因此,對於所有人事爭議,我們務必要因應個別個案,仔細研究,務求在掌握更全面的資料下,方可作出判斷。動輒以當事人的政治立場,去一口判斷有關人事決定是「政治迫害」,不單過於武斷,也可能會令那些努力不懈專注教研而得以晉升的人,間接地蒙上不白之冤,彷彿他們的成就,只是因為這個制度完全混帳所致。

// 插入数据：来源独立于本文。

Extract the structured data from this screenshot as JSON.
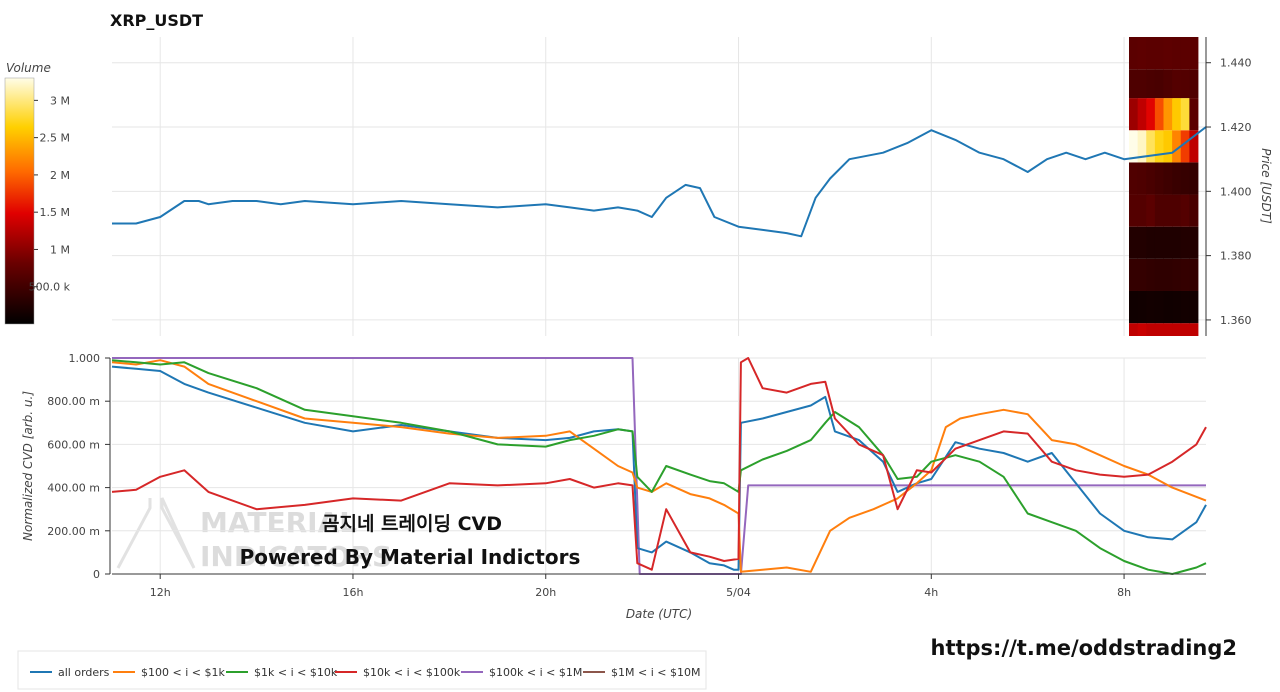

學術圈作為一個道德社群,建基於學者們對創造知識追求卓越的共同渴望,同行彼此間的學術素養相互評價(peer review),是維繫這個群組的關鍵。我們企盼業內的職銜地位高低,理應主要取決於同業的專業肯定,這些認同又必須因為相關學者的學說論證嚴謹、邏輯完整以至概念嶄新,而絕不應與個人的政治立場拉上任何關係,哪怕當事人政見情操如何高尚,或者有悖倫常。脫離了這些原則、動搖了這個基礎,讓政治正確(或不正確)的原則支配了學界獎賞回報機制,知識學界便會失去追求知識的動力,這個共同體也會喪失原有的生命力,大學也因此無法發揮應有的社會作用。

務必要珍而重之 小心經營

寄語年輕朋友,要明白能夠置身學院作為教授,有機會啟發下一代,能以自己的興趣為志業,始終是一種榮譽,不應輕言放棄。到今天為止,我相信大學依然能夠容得下一個相對自主的空間,讓學者們去發展所長。教授們在這片小小的自留地上,還是可以對自己有興趣的課題尋根究柢、顛覆常規,哪怕這些是當權者最討厭的官僚腐敗、人權自由、統獨爭議,以至本土論述等課題。對於政治干預,我們自然要高度警惕、堅決回擊,但卻無必要自亂陣腳、杯弓蛇影。動輒無限上綱、以情害理,也同樣地會損害我們賴以成功的制度資產。大學是捍衛社會良心和美善的重要堡壘,大家務必要珍而重之、小心經營,切勿自毁長城。共勉之。